В закрытом чертоге никогда не бывало ветра. Ни ветерка, ни единого колыхания воздуха не могло проникнуть туда. И все же Привратник видел, как шевелятся и подрагивают листья деревьев, как дрожат лепестки роз, как клонятся стебли цветов. Души мертвых порхали среди живой зелени. Привратник немного посмотрел, потом отвернулся. Дом Птиц некогда был местом мира и спокойствия, а теперь оно наводило на него зловещую тоску. Он посмотрел на шкатулку в своей руке, и морщины на его худом лице стали еще резче.

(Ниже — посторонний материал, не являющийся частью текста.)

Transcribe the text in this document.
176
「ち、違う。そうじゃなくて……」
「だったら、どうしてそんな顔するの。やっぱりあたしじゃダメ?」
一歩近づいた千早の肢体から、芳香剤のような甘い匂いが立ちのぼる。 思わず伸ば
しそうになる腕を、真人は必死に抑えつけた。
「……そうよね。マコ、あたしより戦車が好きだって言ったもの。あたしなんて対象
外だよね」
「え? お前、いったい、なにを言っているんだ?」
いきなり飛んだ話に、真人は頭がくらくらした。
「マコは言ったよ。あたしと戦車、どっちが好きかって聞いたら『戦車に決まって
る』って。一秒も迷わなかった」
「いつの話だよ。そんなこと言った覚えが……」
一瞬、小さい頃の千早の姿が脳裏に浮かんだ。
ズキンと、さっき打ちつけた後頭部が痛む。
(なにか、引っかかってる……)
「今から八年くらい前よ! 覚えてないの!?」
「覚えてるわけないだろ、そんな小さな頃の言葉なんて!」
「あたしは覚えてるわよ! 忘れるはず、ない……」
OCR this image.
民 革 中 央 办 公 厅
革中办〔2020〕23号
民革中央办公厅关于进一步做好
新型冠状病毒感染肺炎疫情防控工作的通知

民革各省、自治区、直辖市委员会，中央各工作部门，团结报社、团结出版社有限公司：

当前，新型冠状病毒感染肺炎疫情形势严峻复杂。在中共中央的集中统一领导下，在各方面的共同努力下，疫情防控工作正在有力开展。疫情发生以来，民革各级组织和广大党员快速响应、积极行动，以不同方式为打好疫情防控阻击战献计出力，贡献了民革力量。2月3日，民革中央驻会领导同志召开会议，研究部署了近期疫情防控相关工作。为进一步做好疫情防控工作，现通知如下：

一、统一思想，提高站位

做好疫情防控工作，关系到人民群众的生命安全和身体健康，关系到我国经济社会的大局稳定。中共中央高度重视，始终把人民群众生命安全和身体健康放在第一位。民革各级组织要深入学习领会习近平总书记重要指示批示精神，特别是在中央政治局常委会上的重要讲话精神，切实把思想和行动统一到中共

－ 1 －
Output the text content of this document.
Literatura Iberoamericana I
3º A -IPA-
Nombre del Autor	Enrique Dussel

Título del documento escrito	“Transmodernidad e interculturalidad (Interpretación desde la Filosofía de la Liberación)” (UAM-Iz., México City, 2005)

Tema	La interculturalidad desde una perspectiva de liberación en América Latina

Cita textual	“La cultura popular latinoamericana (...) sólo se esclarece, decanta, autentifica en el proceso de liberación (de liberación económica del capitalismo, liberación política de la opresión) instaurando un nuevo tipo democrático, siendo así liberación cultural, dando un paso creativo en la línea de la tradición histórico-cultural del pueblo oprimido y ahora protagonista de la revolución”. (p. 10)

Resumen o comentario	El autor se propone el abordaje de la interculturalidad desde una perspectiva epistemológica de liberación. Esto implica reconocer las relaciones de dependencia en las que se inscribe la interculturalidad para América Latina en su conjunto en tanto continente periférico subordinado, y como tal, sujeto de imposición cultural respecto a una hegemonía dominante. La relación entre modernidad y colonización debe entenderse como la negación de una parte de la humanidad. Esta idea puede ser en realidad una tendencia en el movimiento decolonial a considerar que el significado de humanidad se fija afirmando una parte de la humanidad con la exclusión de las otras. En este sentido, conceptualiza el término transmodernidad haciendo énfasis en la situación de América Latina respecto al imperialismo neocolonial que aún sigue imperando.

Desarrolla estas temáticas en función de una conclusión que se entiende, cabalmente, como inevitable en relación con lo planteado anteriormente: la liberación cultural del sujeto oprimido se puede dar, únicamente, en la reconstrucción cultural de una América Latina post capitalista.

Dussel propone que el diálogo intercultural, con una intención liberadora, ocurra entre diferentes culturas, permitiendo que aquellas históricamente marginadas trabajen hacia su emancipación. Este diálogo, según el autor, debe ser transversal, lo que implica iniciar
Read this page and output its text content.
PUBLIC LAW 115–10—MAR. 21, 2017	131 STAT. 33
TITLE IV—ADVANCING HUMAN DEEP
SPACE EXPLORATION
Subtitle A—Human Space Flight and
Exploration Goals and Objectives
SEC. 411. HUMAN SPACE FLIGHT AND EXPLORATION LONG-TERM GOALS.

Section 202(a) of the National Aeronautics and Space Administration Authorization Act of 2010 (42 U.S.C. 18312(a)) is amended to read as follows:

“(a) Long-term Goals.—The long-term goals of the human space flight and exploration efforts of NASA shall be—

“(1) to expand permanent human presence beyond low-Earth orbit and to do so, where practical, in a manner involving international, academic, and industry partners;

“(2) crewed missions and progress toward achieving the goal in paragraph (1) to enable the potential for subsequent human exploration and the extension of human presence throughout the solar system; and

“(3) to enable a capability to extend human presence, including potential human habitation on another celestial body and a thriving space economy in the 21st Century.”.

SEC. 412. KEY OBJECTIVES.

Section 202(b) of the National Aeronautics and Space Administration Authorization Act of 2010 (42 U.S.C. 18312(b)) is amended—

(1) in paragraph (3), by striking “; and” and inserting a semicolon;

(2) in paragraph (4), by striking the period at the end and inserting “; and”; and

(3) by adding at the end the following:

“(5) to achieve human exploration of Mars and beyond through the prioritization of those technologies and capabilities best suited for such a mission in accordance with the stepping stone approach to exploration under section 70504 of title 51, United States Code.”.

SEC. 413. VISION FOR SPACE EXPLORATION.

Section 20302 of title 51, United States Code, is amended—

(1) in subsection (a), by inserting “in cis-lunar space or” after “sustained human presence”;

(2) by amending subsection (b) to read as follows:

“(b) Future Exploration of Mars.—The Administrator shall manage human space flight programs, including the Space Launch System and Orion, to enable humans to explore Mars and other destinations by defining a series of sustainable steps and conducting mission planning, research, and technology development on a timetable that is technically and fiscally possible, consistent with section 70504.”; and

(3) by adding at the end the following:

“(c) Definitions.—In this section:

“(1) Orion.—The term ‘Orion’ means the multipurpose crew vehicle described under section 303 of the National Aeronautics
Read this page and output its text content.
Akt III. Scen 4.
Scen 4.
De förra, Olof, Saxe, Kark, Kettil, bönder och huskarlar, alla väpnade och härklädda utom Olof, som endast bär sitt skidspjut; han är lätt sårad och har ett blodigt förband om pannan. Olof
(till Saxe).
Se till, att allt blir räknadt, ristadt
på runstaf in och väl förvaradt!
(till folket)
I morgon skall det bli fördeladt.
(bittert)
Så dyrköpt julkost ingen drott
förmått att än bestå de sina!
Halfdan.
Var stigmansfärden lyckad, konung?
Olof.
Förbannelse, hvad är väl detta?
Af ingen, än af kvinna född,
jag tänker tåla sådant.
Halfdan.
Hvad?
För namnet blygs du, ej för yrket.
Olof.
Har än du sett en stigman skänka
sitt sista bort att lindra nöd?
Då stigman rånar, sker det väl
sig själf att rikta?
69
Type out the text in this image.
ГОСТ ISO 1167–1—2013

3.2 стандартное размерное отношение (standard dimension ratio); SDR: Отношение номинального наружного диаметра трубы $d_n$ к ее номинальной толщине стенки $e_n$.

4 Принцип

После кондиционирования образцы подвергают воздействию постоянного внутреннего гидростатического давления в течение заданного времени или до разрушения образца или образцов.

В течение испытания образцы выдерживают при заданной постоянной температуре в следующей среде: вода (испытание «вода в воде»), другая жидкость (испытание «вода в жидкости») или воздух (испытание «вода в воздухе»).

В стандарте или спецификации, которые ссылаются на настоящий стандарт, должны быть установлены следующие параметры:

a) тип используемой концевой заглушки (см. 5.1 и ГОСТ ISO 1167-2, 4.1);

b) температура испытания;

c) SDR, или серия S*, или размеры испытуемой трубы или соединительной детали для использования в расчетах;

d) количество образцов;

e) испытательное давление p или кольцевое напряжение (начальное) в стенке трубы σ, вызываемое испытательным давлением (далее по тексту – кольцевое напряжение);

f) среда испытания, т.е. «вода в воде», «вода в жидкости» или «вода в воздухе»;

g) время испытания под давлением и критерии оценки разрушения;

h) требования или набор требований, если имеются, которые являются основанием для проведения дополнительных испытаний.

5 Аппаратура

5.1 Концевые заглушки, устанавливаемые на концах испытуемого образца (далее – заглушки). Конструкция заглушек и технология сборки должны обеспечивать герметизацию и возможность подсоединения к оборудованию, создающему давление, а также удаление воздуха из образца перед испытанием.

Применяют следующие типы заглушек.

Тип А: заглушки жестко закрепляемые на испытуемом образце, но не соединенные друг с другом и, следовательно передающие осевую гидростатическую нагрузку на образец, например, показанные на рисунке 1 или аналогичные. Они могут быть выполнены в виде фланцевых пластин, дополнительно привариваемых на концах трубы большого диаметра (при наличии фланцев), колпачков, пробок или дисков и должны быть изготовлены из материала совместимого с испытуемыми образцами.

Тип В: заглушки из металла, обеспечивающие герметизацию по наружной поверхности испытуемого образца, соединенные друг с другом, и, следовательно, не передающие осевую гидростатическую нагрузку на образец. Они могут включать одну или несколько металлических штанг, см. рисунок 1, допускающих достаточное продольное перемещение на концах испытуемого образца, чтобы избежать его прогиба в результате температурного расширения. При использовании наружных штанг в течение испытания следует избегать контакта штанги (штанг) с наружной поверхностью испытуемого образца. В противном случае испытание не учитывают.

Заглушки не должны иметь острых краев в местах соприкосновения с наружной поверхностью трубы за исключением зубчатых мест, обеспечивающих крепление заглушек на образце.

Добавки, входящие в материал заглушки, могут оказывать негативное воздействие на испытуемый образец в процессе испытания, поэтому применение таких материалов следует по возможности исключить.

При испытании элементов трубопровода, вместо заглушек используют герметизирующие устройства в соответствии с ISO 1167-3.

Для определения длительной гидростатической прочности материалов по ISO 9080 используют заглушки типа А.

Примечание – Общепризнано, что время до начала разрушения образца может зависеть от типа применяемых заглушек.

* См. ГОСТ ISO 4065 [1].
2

Он поспешил к молельне, что была рядом с Домом Птиц, произнес ритуальную молитву и осторожно открыл покрытую затейливой резьбой деревянную дверь. За ней в маленькой комнате сидела за столом Хранительница Книги и писала что-то в огромном фолианте в кожаном переплете. Ее обязанностью было записывать имя, происхождение и относящиеся к делу события из жизни всех, кто прибывал сюда в маленьких шкатулочках.
«Плоть – огню, жизнь – книге, душу – небесам». Таков был обычай.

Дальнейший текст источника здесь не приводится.